可视化不同子组的分布
Visualising the distribution for different subgroups
我正在使用“d.pizza”数据。有一个名为“delivery_min”的变量,它是交货时间(以分钟为单位),还有一个名为“区域”的变量,它可以是三个区域之一(卡姆登、威斯敏斯特和布伦特)。
我想绘制一个密度图来可视化这三个区域的交货时间分布。
我试过了
plot.ecdf(pizza_d$delivery_min)
此代码有效,但我如何针对每个区域执行此代码?
head(d.pizza)=
index date week weekday area count rabate price operator driver delivery_min
1 1 1 01.03.2014 9 6 Camden 5 TRUE 65.655 Rhonda Taylor 20.0
2 2 2 01.03.2014 9 6 Westminster 2 FALSE 26.980 Rhonda Butcher 19.6
3 3 3 01.03.2014 9 6 Westminster 3 FALSE 40.970 Allanah Butcher 17.8
4 4 4 01.03.2014 9 6 Brent 2 FALSE 25.980 Allanah Taylor 37.3
5 5 5 01.03.2014 9 6 Brent 5 TRUE 57.555 Rhonda Carter 21.8
6 6 6 01.03.2014 9 6 Camden 1 FALSE 13.990 Allanah Taylor 48.7
temperature wine_ordered wine_delivered wrongpizza quality
1 53.0 0 0 FALSE medium
2 56.4 0 0 FALSE high
3 36.5 0 0 FALSE <NA>
4 NA 0 0 FALSE <NA>
5 50.0 0 0 FALSE medium
6 27.0 0 0 FALSE low
library(DescTools)
data(d.pizza)
summary(d.pizza$delivery_min)
plot(NULL,ylab='',xlab='', xlim=c(5,66), ylim=0:1)
for(A in 1:3) {
plot.ecdf(d.pizza$delivery_min[d.pizza$area == levels(d.pizza$area)[A]],
pch=20, col=A+1, add=T)
}
legend("bottomright", legend=levels(d.pizza$area),
bty='n', pch=20, col=2:4)
你可以这样做:
library(DescTools)
data(d.pizza)
plot.ecdf(subset(d.pizza, area == "Camden")$delivery_min,
col = "red", main = "ECDF for pizza deliveries")

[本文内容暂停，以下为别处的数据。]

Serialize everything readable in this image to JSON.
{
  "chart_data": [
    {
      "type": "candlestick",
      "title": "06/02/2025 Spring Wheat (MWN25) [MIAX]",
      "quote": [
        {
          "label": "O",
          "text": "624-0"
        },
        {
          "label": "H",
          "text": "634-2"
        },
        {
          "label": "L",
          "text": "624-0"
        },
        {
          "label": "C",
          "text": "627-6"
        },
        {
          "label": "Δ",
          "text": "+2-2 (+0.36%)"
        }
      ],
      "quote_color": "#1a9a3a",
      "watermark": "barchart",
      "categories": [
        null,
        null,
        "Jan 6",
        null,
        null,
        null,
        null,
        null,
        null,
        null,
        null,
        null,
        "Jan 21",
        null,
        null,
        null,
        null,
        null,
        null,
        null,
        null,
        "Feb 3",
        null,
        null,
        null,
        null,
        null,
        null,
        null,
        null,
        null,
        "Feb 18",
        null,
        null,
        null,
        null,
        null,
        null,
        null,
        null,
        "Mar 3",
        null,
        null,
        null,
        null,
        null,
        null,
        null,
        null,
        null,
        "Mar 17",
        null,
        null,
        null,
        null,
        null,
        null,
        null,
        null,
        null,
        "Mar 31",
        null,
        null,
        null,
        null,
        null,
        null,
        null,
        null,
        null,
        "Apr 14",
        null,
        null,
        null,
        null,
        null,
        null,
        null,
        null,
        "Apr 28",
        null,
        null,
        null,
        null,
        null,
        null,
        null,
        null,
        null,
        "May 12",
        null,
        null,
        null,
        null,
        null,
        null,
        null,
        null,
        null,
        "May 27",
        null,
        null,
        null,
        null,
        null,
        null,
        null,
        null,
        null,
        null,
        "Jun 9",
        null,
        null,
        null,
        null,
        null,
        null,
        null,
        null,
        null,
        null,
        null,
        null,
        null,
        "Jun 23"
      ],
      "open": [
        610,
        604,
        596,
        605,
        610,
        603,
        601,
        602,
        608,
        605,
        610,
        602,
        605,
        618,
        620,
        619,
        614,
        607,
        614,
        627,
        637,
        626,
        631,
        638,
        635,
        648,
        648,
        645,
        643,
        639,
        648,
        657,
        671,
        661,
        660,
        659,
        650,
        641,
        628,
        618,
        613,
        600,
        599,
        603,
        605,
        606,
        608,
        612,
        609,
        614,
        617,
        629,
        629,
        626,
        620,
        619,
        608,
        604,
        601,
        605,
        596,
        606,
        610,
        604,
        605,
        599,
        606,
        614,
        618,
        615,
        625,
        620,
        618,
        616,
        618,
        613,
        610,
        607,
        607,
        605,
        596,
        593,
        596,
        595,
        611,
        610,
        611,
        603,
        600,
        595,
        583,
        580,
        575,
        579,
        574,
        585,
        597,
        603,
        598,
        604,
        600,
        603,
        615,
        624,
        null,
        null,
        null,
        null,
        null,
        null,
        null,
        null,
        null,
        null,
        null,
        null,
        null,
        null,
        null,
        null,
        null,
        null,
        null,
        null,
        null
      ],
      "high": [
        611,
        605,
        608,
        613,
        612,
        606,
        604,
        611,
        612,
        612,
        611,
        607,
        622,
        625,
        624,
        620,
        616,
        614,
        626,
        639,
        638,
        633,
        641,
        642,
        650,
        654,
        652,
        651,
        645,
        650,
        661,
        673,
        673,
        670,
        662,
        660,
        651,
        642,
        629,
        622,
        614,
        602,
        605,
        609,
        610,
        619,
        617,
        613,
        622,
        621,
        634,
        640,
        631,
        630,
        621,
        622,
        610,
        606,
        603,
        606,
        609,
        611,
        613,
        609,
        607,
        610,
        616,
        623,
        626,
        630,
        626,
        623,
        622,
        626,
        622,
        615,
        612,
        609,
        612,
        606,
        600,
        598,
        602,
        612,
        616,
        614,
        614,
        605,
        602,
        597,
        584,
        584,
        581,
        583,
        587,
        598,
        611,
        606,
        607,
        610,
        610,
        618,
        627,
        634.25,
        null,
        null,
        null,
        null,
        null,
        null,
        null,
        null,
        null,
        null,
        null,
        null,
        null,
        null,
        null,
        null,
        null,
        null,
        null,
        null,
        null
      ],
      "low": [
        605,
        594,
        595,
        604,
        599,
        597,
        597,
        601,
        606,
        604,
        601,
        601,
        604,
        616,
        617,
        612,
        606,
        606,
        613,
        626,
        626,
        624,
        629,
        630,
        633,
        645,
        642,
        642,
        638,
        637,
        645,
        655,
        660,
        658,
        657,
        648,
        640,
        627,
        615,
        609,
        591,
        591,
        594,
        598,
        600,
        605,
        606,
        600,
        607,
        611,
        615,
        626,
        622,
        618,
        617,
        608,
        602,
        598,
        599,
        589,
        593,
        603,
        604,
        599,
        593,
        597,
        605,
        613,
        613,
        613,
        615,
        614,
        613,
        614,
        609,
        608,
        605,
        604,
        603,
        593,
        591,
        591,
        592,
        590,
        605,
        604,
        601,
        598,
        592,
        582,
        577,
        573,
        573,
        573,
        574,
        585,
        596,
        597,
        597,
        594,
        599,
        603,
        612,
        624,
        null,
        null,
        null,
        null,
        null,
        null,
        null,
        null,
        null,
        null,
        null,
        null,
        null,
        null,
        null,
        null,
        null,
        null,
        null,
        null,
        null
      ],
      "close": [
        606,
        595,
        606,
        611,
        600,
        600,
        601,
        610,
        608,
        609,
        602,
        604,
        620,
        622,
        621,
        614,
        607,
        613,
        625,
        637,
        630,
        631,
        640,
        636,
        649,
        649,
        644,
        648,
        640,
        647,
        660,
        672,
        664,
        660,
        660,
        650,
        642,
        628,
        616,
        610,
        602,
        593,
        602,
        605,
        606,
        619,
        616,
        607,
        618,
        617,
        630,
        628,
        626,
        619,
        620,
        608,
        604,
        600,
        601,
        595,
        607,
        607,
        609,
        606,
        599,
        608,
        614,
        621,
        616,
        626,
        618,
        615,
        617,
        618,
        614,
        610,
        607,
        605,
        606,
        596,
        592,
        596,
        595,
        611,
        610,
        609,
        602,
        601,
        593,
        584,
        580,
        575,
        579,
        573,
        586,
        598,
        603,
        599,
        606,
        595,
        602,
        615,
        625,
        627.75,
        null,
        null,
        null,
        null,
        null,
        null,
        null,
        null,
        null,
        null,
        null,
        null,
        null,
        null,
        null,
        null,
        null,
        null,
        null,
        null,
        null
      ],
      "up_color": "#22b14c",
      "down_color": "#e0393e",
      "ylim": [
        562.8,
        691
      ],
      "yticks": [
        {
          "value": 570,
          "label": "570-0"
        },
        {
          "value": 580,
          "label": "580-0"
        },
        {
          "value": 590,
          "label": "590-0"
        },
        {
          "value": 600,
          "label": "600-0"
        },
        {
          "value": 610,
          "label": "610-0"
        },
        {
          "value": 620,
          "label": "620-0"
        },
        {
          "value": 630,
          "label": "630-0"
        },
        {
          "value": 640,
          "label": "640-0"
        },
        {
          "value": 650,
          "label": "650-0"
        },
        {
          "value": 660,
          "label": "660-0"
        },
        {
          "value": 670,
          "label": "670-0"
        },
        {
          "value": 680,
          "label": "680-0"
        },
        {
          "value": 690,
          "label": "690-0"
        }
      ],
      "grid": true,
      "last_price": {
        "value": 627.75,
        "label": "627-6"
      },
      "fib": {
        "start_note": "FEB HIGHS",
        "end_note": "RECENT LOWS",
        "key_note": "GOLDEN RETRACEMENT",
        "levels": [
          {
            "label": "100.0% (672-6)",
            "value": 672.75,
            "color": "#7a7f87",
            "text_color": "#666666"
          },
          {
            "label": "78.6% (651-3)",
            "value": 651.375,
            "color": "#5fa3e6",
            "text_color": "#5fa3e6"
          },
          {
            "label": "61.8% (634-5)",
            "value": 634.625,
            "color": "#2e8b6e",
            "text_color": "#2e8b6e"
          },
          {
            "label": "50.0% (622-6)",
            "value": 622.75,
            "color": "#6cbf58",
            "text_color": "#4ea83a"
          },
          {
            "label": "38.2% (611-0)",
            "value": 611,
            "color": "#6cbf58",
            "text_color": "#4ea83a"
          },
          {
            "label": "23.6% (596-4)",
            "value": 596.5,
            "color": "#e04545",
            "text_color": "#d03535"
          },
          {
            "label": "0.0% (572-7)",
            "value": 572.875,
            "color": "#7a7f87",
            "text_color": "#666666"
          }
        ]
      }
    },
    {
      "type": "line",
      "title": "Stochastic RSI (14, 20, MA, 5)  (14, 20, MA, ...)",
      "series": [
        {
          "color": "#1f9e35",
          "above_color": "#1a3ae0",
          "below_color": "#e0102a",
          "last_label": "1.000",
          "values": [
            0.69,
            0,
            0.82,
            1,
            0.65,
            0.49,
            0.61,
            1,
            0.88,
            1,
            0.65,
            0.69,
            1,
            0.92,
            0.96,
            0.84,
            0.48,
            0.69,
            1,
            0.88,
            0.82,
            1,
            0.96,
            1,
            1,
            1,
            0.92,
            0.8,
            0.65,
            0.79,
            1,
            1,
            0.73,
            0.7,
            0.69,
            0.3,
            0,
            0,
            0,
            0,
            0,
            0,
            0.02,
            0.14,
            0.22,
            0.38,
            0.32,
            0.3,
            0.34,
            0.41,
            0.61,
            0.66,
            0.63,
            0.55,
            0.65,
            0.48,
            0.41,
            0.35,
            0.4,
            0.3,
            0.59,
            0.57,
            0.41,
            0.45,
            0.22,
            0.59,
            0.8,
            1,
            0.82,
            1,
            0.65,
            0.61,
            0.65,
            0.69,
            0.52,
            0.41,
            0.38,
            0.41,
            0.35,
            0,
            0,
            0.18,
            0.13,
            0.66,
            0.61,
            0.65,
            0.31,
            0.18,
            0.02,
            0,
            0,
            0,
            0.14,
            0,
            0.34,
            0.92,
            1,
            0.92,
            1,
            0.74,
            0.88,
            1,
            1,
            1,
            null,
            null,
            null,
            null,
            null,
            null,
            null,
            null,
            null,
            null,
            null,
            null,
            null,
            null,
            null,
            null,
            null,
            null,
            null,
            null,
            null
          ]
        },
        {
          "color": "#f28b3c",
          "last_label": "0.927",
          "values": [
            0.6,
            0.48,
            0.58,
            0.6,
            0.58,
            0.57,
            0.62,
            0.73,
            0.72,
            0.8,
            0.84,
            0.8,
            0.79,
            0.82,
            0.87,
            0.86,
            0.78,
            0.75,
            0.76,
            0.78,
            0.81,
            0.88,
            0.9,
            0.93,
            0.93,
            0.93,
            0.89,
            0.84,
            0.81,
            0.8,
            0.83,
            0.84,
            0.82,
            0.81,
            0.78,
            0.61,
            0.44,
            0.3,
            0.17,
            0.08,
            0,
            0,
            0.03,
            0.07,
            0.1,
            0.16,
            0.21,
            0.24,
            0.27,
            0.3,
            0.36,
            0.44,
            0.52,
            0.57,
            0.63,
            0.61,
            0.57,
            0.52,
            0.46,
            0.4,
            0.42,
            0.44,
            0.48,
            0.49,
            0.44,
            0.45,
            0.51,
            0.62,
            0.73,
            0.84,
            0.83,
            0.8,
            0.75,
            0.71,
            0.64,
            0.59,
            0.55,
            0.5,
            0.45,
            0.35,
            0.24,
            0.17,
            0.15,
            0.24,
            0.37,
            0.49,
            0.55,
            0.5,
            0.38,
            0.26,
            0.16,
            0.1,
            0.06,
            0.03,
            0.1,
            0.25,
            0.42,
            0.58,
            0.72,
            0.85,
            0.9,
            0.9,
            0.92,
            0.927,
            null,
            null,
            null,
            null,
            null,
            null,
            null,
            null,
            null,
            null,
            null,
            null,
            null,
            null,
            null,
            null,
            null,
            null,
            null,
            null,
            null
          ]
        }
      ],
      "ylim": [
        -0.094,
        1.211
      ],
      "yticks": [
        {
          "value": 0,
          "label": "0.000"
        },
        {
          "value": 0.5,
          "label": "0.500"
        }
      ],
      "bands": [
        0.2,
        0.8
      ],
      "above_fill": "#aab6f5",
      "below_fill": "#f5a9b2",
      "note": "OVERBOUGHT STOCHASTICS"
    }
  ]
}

plot.ecdf(subset(d.pizza, area == "Westminster")$delivery_min,
add = TRUE, col = "blue")
plot.ecdf(subset(d.pizza, area == "Brent")$delivery_min,
add = TRUE, col = "green")
我推荐使用 ggplot2 库在 R 中进行数据可视化。下面是一些使用 ggplot2 的代码,可以创建覆盖三个组的密度图:
library(ggplot2)
# make example dataframe
d.pizza <- data.frame(delivery_min = rnorm(n=30), area = rep(c("Camden", "Westminster", "Brent"), 10))
# plot data in ggplot2
ggplot(d.pizza, aes(x = delivery_min, fill = area, color = area)) + geom_density(alpha = 0.5)
如果你想要直方图,那也可以做到:
ggplot(d.pizza, aes(x = delivery_min, fill = area, color = area)) + geom_histogram(alpha = 0.5, position = 'identity')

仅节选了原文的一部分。